Edilbaev Sheep

The following article is from The Great Soviet Encyclopedia (1979). It might be outdated or ideologically biased.

Edil’baev Sheep

 

a breed of fat-tailed, coarse-wooled sheep raised for meat and tallow. The Edil’baev sheep was developed in the late 19th century by Kazakh herdsmen, who crossed Kazakh fat-tailed sheep with Astrakhan coarse-wooled rams. Subsequently those animals that were best adapted to the natural and climatic conditions of nomadic sheep raising were selected.
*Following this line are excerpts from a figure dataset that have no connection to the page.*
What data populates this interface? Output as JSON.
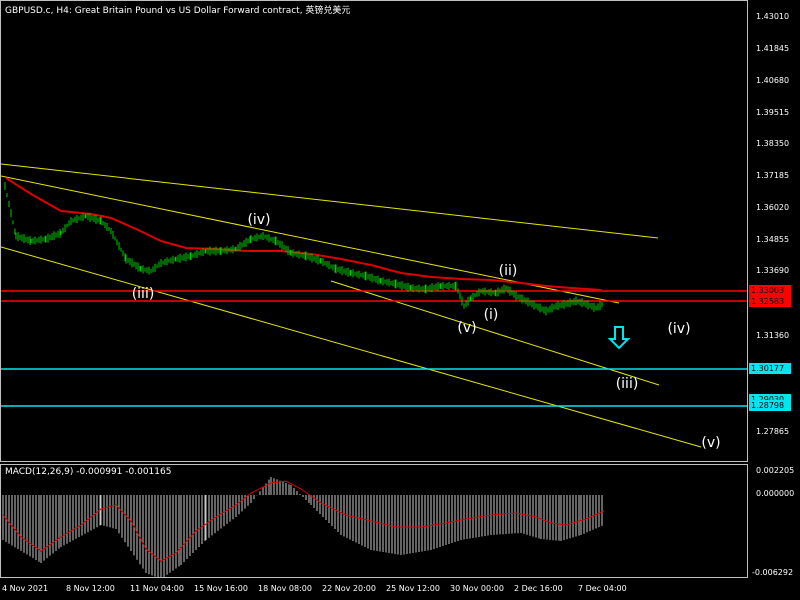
{
  "chart": {
    "title": "GBPUSD.c, H4:  Great Britain Pound vs US Dollar Forward contract, 英镑兑美元",
    "price_axis": [
      "1.43010",
      "1.41845",
      "1.40680",
      "1.39515",
      "1.38350",
      "1.37185",
      "1.36020",
      "1.34855",
      "1.33690",
      "1.31360",
      "1.27865"
    ],
    "price_tags": {
      "red1": "1.33003",
      "red2": "1.32583",
      "cyan1": "1.30177",
      "cyan2": "1.28798",
      "partial": "1.29030"
    },
    "wave_labels": {
      "iv_top": "(iv)",
      "iii_left": "(iii)",
      "v_left": "(v)",
      "i": "(i)",
      "ii": "(ii)",
      "iv_right": "(iv)",
      "iii_right": "(iii)",
      "v_right": "(v)"
    },
    "colors": {
      "candles": "#00cc00",
      "moving_average": "#dd0000",
      "trendlines": "#e6e600",
      "horizontal_red": "#ff0000",
      "horizontal_cyan": "#00e5ee",
      "arrow": "#00e5ee"
    }
  },
  "macd": {
    "title": "MACD(12,26,9) -0.000991 -0.001165",
    "axis": [
      "0.002205",
      "0.000000",
      "-0.006292"
    ]
  },
  "time_axis": [
    "4 Nov 2021",
    "8 Nov 12:00",
    "11 Nov 04:00",
    "15 Nov 16:00",
    "18 Nov 08:00",
    "22 Nov 20:00",
    "25 Nov 12:00",
    "30 Nov 00:00",
    "2 Dec 16:00",
    "7 Dec 04:00"
  ]
}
Both rams and ewes are polled. The rams weigh 100–120 kg, sometimes as much as 160 kg; the ewes weigh 65–75 kg, sometimes as much as 115 kg. The sheep grow rapidly and mature early. The yield of meat is 50–55 percent. The wool is predominantly rufous, brown, and black, occasionally white or gray. The fleece measures approximately 15 cm in length; the yield of wool from two clippings is 3.5 kg from rams and 2.3–2.6 kg from ewes. Fertility is 110–120 lambs per 100 ewes. The sheep are bred principally in the Kazakh SSR.

REFERENCES

Popov, I. N. Edil’baevskaia ovtsa. Alma-Ata, 1951.
Ovtsevodstvo, vol. 2. Edited by G. R. Litovchenko and P. A. Esaulov, Moscow, 1972.